Threat Management, Malware, Ransomware

Cerber, ‘most prolific’ ransomware family, spawns new iteration

The Cerber family of ransomware has spawned a new iteration, v6, in its continuing escalation to take the top spot from Locky, according to a post on a Trend Micro blog.

First emerging on the Russian underground marketplace in March 2016, Cerber has been issued in a number of versions with each iteration evolving its structure, techniques and functions.

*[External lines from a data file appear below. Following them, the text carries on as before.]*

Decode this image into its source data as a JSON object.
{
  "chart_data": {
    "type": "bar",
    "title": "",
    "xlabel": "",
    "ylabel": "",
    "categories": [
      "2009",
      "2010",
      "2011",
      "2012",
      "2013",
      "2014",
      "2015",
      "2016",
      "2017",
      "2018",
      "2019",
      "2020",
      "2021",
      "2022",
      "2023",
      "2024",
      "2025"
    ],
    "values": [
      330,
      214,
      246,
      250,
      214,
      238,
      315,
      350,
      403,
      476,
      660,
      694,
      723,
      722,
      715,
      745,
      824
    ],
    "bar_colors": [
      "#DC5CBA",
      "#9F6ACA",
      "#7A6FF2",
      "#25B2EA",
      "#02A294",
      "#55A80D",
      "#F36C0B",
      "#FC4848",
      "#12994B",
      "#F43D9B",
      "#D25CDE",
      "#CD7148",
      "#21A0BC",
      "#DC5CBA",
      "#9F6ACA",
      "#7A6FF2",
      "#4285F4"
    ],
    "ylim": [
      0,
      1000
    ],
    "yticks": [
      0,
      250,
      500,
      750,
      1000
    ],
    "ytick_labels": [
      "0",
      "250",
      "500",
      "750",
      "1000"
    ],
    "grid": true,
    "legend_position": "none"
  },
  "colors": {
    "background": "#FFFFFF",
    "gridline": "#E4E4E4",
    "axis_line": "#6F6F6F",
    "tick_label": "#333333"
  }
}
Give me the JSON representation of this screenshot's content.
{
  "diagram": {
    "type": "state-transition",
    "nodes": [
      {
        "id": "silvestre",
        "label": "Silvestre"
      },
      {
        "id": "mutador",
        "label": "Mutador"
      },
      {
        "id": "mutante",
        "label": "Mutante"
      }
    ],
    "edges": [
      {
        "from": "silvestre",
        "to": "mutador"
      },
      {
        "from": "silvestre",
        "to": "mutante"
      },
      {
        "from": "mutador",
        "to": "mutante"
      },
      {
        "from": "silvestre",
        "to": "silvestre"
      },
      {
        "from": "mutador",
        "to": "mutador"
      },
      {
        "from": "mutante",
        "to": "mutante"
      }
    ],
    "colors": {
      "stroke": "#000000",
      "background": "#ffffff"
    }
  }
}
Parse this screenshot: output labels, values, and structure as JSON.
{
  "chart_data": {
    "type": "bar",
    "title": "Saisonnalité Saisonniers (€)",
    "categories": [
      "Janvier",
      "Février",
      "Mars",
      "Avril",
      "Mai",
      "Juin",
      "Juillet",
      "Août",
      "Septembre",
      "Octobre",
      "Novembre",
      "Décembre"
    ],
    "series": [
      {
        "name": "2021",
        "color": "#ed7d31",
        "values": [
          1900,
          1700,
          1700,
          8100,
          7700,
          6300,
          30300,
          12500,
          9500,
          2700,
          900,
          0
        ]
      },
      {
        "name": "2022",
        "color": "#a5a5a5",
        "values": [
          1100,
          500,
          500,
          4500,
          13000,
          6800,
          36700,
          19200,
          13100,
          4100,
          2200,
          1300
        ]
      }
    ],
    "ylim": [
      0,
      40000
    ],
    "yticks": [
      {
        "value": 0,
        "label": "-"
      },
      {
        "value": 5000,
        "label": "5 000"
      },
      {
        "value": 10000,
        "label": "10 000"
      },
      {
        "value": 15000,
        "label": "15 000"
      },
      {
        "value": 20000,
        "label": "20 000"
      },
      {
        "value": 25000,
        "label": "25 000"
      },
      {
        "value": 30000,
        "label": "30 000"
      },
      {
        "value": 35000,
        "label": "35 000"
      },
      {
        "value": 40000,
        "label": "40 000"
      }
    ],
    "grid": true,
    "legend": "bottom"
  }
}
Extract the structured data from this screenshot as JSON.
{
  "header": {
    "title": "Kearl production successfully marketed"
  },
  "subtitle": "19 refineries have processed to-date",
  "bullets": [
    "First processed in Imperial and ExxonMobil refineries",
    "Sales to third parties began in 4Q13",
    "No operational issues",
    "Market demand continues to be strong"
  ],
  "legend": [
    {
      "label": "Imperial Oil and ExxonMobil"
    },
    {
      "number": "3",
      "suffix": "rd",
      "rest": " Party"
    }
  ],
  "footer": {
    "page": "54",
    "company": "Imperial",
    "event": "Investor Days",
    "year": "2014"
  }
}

It is now being cited by Trend Micro as the "most prolific family of ransomware in the threat landscape."

The file-encrypting malware is readily accessible on underground markets to would-be extortionists who can rent the ransomware as a service, reportedly earning the developers as much as $200,000 in commission in one month last year.

Enterprises as well as individuals in the United States are a primary target, said the Trend Micro researchers, with campaigns hitting various sectors, including education, manufacturing, public sector, technology, healthcare, energy and transportation.

While it has always been frisky in evading capture, Cerber v6 has adapted "multipart arrival vectors and refashioned file encryption routines," the researchers found. As well, the malware defends itself with anti-sandbox and anti-AV strategies.

What distinguishes this latest generation is that the spam emails – traditionally used in ransomware campaigns – are loaded with a zipped attachment with a malicious JavaScript (JS) file.

Upon analysis, the researchers detected that the JS files download and execute a payload, create a scheduled task to run Cerber after two minutes, or run an embedded PowerShell script. The delay enables the malware to evade detection by a sandbox.

The new version has also improved its check for file extensions, firewall, anti-virus and anti-spyware products loaded on the targeted device.

"Cerber's evolution reflects the need for organizations and end-users to be aware of today's constantly evolving threats," the Trend Micro researchers concluded.

Keep systems up-to-date, take caution against unsolicited and suspicious emails, regularly back up important files, and cultivate a culture of cybersecurity in the workplace, they advised.